At the beginning of the school year a committee was formed to conduct research and analyze new math programs for the Lower School, which is a common practice during an accreditation year. I wanted my colleagues and I to take a close look at other math programs and compare them to Everyday Math, which we have used and liked for many years. Through reading Dr. Jo Boaler's
work, Stanford math professor and co-founder of SanFrancisco Math, and participating in some powerful math professional development to improve our practice, we wanted to do more to meet the needs of our students. Six years had passed since we last purchased the latest edition of Everyday Math, and it was time for us to make sure we had the best math program for our students.
The search committee for a new math program was composed of educators who teach kindergarten through fifth grade students – Joanne Minke (K), Christine Oman (1st & 2nd), Jennifer Hobbs (3rd), Colette Husenitza (4th), Sarah Palazzolo (LS Curriculum Dean), Mandy Howell (5th) and myself. Together we went through a process of determining strengths and weaknesses of our current program, documenting what we wanted in a math curriculum, researching the best programs that align with our criteria, and closely examining online resources and the kindergarten through fifth grade curriculum.
I reached out to the Florida Council of Independent School Lower School Heads and Math coordinators/staff developers on my list-serve and exchanged many emails. Teachers belonging to math groups, surveyed educators from around the nation. We looked at the research that compared programs. We made a list of the top math programs that aligned with our child-centered, constructivist philosophy of teaching and learning and began researching the programs. We set up meetings with program representatives, ordered hard copies, spoke to heads of schools, and used some of the materials with our students. After many months, we reduced our selection to our top five programs. We made these programs available to faculty to examine and kept them in the loop.
We continued the process, having many discussions until we got our list down to our top three. Once we had agreed, we set up opportunities to have members of the committee go to three independent schools using the programs we liked so we could see them in action, talk to teachers and school leaders (find out the pros and cons). Each visit taught many lessons.
There are many good math programs and they all come with different strengths. Some are more workbook heavy and others allow for more hands-on, differentiated learning. The one program that resonated with every teacher on our committee from kindergarten to fifth grade, and the one we thought was the best for our school, was Bridges in Mathematics
Bridges in Mathematics is a comprehensive math program “designed to implement the principles and standards for school mathematics from the National Council of Teachers of Mathematics.”
Two weeks ago we shared the final decision with the faculty, and began to plan our professional development for the summer and school year. Teachers will have access to the program materials throughout the summer and our professional development next year will be focused on this work.

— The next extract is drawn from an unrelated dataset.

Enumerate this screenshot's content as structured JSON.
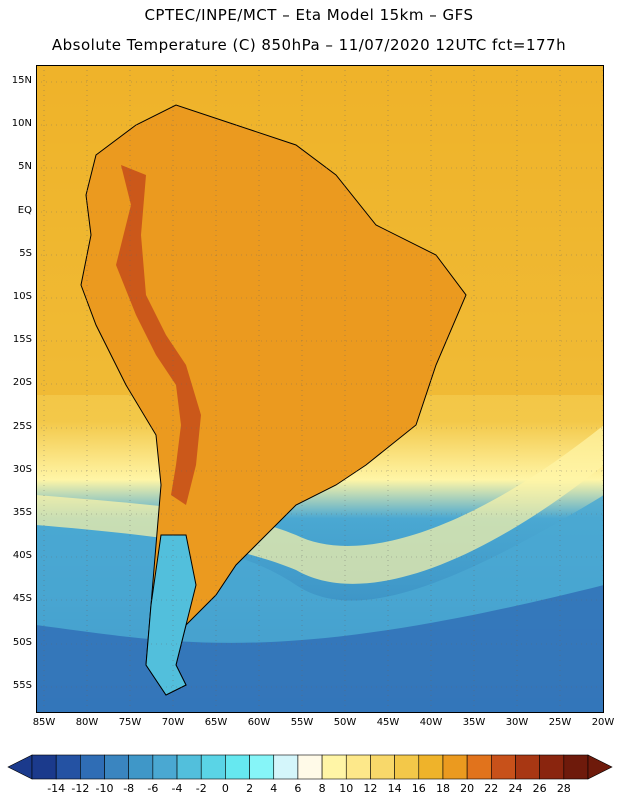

The search committee will engage in summer professional development with Sarah and together become our Math Support Team.
Here is what Sarah Palazzolo, the Lower School Dean of Curriculum, has to say about Bridges:
“Aside from being highly recommended by math teachers across the country and internationally and being among the highest rated programs according to EdReports, Bridges is both rigorous and engaging for students. The Bridges curriculum teaches students that math requires perseverance, collaboration, and is social. Our young mathematicians are sure to develop key skills needed to solve complex and novel problems using visual models and manipulatives. Activities within and across grade levels are carefully sequenced to account for how elementary students make sense of and connect mathematical ideas and processes. This, along with the intentional combination of direct instruction, structured investigation, and open exploration, will result in a robust and deep understanding of mathematical concepts. Even more, our most proficient math students are sure to be challenged, a key factor our committee considered when making the decision to select Bridges in Mathematics.”
We know the children will love this new math program and develop into strong mathematical thinkers. You’ll hear more about the program at Back to School Night, but the Math Support Team and I plan to present an overview of Bridges in Mathematics for the Lower School community on September 15, 2022.